The decision was going to be tough.
With the team going 9-7 and Brees showing signs of greatness along with signs of ineptitude, no one was sure whom the Chargers would keep.
Word was leaked out that general manager AJ Smith wanted to keep Rivers. Head coach Marty Schottenheimer liked Brees.
Who would win the job?
As it turned out, that difficult decision was made quite easy. Despite many who thought Brees should not play the meaningless final game of the season, Schottenheimer decided he should. Many speculated that Brees got the start because Schottenheimer did not want to showcase what Rivers could do and keep AJ Smith from offering Brees a contract extension.
Whatever the reason was, it backfired in a big way.
While attempting to recover a fumble, Brees suffered a severely torn labrum in his throwing shoulder. This injury is not considered an automatic career-ender, but many do not return with the same arm strength. Brees was not considered a strong-armed QB to begin with, so the thought of him coming back weaker was not attractive. Also, the thought of letting go of their $40 MIL bonus baby was eating away at AJ Smith.
Smith made the call. With Brees’ numbers declining and it being impossible to determine if and when he would recover from his injury, it was time to part ways; thus opening the door for Philip Rivers, who lead the Chargers to a 14-2 record the following season.
With Rivers and Tomlinson playing at an extremely high level, it was obvious that Smith made the right call. Hell, even the Dolphins, who brought Brees in for a workout, refused to sign him. They opted instead for aging veteran Daunte Culpepper. That proved to be an extremely poor decision.
Yet again, when you tell the undersized Drew Brees that he can’t do something, he gets determined to prove you wrong. Brees rehabbed his shoulder and came back stronger than ever before. The New Orleans Saints decided to take a shot and signed him as their new starting QB. Just four years later, Drew Brees was hoisting the Lombardi Trophy high in the air and celebrating his Super Bowl victory with the Saints. He was the king of New Orleans and the top passer in the NFL.
Sunday, October 2, 2016, Drew Brees returns to his roots. He will once again grace the field at Qualcomm stadium in front of thousands of adoring fans who think about what could have been.
You see, Drew Brees didn’t leave San Diego in an ugly fashion. There may have been no love lost between Brees and the Chargers’ front office, but with the community, all was well. In fact, Brees still lives in San Diego in the offseason and is a pillar of the community.
There is no question that the success that Brees has seen in his brilliant career in New Orleans has helped revisionist historians question the decision to let him go. That being said, what choice did the Chargers have? Keep an ailing, undersized, average quarterback? Or, give the young stud who they had invested so heavily his opportunity to shine?
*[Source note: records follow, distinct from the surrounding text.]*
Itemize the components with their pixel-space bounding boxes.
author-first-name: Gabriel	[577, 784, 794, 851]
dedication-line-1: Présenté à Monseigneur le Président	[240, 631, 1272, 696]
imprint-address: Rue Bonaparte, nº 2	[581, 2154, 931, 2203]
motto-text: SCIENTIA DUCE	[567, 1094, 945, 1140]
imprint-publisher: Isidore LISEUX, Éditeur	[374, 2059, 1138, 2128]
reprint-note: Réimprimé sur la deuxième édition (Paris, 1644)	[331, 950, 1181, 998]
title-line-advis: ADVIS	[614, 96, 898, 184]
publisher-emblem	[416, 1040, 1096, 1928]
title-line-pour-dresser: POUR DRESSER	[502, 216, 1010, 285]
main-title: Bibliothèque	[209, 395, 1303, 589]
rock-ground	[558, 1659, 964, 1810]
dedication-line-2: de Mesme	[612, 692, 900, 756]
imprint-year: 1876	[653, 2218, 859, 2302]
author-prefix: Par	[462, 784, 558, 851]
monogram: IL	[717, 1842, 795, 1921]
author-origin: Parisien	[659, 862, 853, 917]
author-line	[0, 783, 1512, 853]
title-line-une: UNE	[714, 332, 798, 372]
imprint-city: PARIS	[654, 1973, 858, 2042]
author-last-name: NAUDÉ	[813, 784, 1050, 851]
In reality, the decision worked out for both teams. Brees found the perfect situation, team, city and coach to allow his skills to flourish. Rivers stepped in and quickly made fans believers. In fact, they are both considered to be future Hall of Fame QBs by many experts.
My question is, if Brees did not get injured, would he ever have had the chip on his shoulder that allowed him to build up his strength and become a far stronger and more deadly quarterback than he was in his first five years?
We will never know the answer to that question, so the debate goes on.